Pour éviter que cette situation critique ne dégénère, la Société Régionale Multiservices (SRM) Casablanca-Settat a enclenché un plan d’urgence inédit. Celui-ci prévoit la construction de 28 stations monoblocs de dessalement de l’eau de mer et de déminéralisation des eaux saumâtres, capables de produire près de 8 millions de m³ par an. Ces unités, basées sur la technologie de l’osmose inverse, devraient fournir une eau potable de qualité tout en limitant l’impact environnemental.
L’enjeu est majeur pour Casablanca, qui concentre la plus forte demande en eau du pays. « La situation actuelle nous impose d’agir vite et efficacement », souligne la SRM. Déjà, 17 stations ont été mises en service, et le chantier global affiche plus de 60 % d’avancement. Huit unités fonctionnent dans la province de Settat, cinq à El Jadida, deux à Berrechid et deux à Sidi Bennour. La priorité reste cependant de sécuriser durablement l’approvisionnement de la métropole.

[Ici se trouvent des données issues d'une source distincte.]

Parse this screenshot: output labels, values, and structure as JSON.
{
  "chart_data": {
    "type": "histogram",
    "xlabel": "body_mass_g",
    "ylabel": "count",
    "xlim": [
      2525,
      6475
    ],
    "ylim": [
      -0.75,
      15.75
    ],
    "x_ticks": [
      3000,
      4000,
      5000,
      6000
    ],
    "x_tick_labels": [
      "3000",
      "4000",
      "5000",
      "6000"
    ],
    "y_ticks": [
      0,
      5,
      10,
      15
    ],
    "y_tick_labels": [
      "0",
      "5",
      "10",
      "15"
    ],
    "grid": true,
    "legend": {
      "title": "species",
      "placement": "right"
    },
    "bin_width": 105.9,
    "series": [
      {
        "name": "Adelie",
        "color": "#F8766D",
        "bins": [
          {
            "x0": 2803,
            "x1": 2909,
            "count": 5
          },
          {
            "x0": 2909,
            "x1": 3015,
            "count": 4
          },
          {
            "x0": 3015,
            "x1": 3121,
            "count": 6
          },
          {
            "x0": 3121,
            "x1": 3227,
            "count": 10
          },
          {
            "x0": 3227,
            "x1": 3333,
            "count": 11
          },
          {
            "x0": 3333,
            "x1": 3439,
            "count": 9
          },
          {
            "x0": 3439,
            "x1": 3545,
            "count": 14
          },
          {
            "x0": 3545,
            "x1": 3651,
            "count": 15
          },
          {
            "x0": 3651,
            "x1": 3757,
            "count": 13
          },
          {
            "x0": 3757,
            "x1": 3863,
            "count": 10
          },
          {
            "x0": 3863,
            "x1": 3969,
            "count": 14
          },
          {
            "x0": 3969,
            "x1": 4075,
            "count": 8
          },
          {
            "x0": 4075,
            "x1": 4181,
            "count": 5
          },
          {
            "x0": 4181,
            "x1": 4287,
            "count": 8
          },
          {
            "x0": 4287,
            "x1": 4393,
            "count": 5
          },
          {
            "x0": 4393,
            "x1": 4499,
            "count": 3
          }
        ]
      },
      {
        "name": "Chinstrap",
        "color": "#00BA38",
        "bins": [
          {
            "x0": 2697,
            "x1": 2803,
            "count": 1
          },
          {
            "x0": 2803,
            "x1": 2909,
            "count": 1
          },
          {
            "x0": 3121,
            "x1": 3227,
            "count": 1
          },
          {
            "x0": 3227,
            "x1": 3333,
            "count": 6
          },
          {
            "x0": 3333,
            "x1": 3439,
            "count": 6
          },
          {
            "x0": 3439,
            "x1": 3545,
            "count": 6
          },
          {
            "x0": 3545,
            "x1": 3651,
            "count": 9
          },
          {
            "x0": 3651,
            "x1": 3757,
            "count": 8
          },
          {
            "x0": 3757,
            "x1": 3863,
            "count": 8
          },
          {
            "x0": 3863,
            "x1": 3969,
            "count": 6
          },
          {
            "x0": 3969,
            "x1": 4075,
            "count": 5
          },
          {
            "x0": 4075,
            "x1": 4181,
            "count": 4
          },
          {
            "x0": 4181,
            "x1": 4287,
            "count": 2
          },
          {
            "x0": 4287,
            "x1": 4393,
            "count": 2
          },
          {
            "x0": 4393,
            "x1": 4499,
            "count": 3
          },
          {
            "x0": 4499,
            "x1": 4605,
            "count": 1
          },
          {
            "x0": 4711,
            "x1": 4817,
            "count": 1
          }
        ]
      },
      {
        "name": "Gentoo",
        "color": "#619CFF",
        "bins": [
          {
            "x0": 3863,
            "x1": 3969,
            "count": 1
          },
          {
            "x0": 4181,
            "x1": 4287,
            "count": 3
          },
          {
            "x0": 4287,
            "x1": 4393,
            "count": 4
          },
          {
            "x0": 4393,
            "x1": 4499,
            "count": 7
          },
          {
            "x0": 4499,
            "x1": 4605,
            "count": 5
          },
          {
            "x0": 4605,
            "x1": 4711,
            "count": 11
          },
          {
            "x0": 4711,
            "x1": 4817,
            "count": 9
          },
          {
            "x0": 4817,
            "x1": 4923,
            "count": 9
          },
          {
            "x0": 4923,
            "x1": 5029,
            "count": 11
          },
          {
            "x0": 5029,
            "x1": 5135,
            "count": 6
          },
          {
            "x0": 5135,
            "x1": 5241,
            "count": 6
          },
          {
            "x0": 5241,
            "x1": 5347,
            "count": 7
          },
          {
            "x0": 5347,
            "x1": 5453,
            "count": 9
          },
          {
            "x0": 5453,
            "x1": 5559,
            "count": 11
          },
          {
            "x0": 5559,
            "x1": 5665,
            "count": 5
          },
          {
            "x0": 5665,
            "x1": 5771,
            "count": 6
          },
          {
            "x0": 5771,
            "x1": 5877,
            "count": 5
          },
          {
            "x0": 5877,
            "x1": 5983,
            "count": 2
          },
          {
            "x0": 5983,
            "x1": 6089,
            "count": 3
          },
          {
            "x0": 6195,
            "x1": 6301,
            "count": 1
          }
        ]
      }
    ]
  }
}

Ce programme mobilise un budget de 400 millions de dirhams, dont 128 millions de DH financés par le Conseil régional de Casablanca-Settat. Outre leur efficacité, ces stations présentent l’avantage d’un déploiement rapide grâce à une conception modulaire. Elles offrent ainsi une réponse concrète aux besoins immédiats, là où les infrastructures classiques nécessiteraient des délais bien plus longs.
« Notre objectif est clair : achever les 28 stations avant la fin de l’année et garantir à chaque foyer un accès continu à l’eau potable », insiste Mouhcine Moursli, responsable de l’exploitation de l’eau potable à la SRM. Mais au-delà de l’urgence, cette stratégie illustre une réalité désormais inévitable : Casablanca doit repenser son rapport à l’eau pour faire face à une rareté qui s’installe dans la durée.